The introducer typically includes a hub or rigid hollow vessel that is capable of containing low-pressure liquid there through a long rigid cannula or tube at its distal end and connected to an endoscope port and an insufflation port on its proximal end. The insufflation port is typically coupled to a flow source of gas or liquid that forces the pressurized flow of gas or liquid into and through the hub, into the cannula, and out the distal end of the cannula. With this flow of gas or liquid occurring, the distal end of the cannula is inserted into the patient's body to enlarge the targeted area of the patient's body. The flow of low-pressure liquid and ensuing enlargement of the targeted anatomy allows for easier insertion, navigation, maneuverability, and extraction of the micro endoscope. The endoscope is inserted into the endoscope port, through the hub, through the cannula, and then out of the distal end of the cannula into the patient's body.

The distal tip of the endoscope must protrude through the distal tip of the cannula on the introducer so that it can provide illumination and receive images from the patient's body. The distal tip of the endoscope must remain within a certain range or zone of extension beyond the distal tip of the cannula on the introducer for the endoscope to function properly.
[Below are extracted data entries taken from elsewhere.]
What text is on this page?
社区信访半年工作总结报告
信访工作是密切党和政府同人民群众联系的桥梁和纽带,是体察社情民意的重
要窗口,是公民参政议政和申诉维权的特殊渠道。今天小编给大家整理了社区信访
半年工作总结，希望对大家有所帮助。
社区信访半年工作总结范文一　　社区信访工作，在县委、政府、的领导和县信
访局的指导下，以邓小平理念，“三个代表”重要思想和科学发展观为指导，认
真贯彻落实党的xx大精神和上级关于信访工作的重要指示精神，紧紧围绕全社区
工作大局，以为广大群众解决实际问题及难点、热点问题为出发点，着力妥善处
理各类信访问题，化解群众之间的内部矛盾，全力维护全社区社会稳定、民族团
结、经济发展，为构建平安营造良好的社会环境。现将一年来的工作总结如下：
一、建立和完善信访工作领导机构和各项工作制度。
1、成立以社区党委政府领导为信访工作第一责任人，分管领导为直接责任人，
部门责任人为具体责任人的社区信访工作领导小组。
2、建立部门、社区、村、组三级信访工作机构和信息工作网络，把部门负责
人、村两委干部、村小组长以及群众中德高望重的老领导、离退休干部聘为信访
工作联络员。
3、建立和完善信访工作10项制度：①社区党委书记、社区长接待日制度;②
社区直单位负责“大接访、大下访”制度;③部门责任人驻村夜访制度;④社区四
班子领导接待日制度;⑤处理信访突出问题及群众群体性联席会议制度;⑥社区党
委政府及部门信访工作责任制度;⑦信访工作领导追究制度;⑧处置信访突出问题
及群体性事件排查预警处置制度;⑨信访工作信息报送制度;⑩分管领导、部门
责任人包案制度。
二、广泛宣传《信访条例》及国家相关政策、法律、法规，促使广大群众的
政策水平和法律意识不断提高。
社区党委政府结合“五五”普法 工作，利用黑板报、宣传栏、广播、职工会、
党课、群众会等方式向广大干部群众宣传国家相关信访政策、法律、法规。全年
U.S. Pat. No. 8,323,181 issued on Dec. 4, 2012 and entitled “Endoscope with Variable Incident Light and Laser Source Platform” discloses a micro endoscope that is designed to be inserted through an “introducer” into the patient's body for a direct examination of internal organs and tissues. The patent specifically describes a process for using the micro endoscope for examining milk ducts or other ductal structures or cavities accessible by 1mm maximal external diameter micro-endoscopes. The micro endoscope disclosed in this patent includes access device for ablation tools such as laser, RF, Microwave, and others that are capable of tissue ablation, tissue cutting, tissue resection or tissue shrinking.

BRIEF DESCRIPTION OF THE DRAWINGS

The accompanying drawings, which are incorporated in and constitute a part of this specification, illustrate one or more implementations described herein and, together with the description, explain these implementations. The drawings are not intended to be drawn to scale, and certain features and certain views of the figures may be shown exaggerated, to scale or in schematic in the interest of clarity and conciseness. Not every component may be labeled in every drawing. Like reference numerals in the figures may represent and refer to the same or similar element or function.
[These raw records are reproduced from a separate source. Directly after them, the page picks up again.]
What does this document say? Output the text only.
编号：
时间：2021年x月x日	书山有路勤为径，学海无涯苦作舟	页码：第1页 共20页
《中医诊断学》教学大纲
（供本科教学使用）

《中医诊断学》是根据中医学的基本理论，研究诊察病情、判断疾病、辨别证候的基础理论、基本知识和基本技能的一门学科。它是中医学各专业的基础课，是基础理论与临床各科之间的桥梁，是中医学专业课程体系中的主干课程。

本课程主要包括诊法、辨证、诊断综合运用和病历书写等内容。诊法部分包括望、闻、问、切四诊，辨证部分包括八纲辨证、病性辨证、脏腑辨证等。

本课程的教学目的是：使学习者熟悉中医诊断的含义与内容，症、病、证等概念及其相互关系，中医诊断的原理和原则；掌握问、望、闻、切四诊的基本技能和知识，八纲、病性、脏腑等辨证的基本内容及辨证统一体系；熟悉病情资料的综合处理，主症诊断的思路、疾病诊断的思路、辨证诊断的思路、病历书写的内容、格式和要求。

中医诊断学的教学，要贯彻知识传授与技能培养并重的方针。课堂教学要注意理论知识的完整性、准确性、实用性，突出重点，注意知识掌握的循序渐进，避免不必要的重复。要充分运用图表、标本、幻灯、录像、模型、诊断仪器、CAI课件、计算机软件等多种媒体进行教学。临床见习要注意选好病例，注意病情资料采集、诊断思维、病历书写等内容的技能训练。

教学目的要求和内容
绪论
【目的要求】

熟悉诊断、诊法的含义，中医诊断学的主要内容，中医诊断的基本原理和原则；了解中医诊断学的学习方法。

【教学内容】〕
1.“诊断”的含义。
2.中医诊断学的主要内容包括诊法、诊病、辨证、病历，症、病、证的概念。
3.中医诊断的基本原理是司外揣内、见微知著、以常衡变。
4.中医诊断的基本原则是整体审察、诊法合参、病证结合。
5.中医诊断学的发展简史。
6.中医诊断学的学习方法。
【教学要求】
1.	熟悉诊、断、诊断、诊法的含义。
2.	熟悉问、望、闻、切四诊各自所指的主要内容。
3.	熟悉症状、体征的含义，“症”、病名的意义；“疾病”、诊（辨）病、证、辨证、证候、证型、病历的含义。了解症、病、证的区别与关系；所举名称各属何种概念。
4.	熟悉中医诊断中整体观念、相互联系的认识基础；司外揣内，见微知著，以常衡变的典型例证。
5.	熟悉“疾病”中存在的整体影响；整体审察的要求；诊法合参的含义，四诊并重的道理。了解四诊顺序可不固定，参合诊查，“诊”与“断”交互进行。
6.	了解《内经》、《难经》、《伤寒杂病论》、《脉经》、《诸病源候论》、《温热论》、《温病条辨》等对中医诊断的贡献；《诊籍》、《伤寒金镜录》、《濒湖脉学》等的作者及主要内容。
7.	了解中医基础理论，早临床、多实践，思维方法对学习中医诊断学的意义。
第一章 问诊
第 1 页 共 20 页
FIG. 1 is a side view of an endoscope biopsy device constructed in accordance with an exemplary embodiment.

FIG. 2 cross-sectional view of the insertion tube of the endoscope biopsy device of FIG. 1.

DETAILED DESCRIPTION

Although micro endoscopes like the one disclosed in U.S. Pat. No. 8,323,181 represent a significant advancement in the art, there remains a need for a device that couples the advanced imaging functionality with the ability to perform ductoscopy procedures. The ductoscopy procedure involves inserting the fiber optic micro endoscope in the natural opening of the milk duct (or other ductal structures or cavities of similar small capacity) and looking for abnormal cells and tissues in the lining of the duct or cavity. It is known that in almost all cases, breast cancer originates in milk ducts. If abnormal tissues and cells are found, the patient must undergo invasive surgical procedures to extract the abnormal tissues and cells. There is, therefore, a need for an improved system and method for extracting abnormal cells and tissues at the time of the ductoscopy procedure while under direct vision from the physician. The present disclosure is directed at addressing these and other deficiencies in the prior art.
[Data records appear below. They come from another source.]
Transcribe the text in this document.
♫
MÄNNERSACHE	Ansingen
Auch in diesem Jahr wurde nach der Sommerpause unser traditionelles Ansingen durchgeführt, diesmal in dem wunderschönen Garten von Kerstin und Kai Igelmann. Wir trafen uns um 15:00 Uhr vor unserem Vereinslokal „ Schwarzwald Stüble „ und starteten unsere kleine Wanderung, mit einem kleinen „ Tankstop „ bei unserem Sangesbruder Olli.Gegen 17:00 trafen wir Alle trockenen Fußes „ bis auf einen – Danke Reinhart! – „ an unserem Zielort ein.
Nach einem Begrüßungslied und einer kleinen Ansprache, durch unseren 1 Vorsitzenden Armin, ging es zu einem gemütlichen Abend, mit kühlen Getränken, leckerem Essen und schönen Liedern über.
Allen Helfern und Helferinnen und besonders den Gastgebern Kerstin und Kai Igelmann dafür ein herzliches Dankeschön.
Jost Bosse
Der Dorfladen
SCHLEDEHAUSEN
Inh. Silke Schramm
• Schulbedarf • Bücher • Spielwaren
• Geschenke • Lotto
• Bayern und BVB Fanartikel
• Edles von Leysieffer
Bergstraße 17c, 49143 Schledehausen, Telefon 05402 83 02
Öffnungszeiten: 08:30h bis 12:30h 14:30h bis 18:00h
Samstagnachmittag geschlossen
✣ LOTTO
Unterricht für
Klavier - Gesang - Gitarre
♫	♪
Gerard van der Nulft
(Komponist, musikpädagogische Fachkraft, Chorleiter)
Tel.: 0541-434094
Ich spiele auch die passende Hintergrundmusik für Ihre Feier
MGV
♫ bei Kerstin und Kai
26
In some embodiments, the present disclosure is directed to an endoscope biopsy device for use on a patient. The endoscope biopsy device has a hub, an insertion tube connected to the hub, an endoscope module connected to the hub, and a biopsy module connected to the hub. The endoscope module includes a fiber optic line extending through the hub and into the insertion tube. The biopsy module is configured to admit biopsy tools to the patient through the insertion tube from the biopsy module.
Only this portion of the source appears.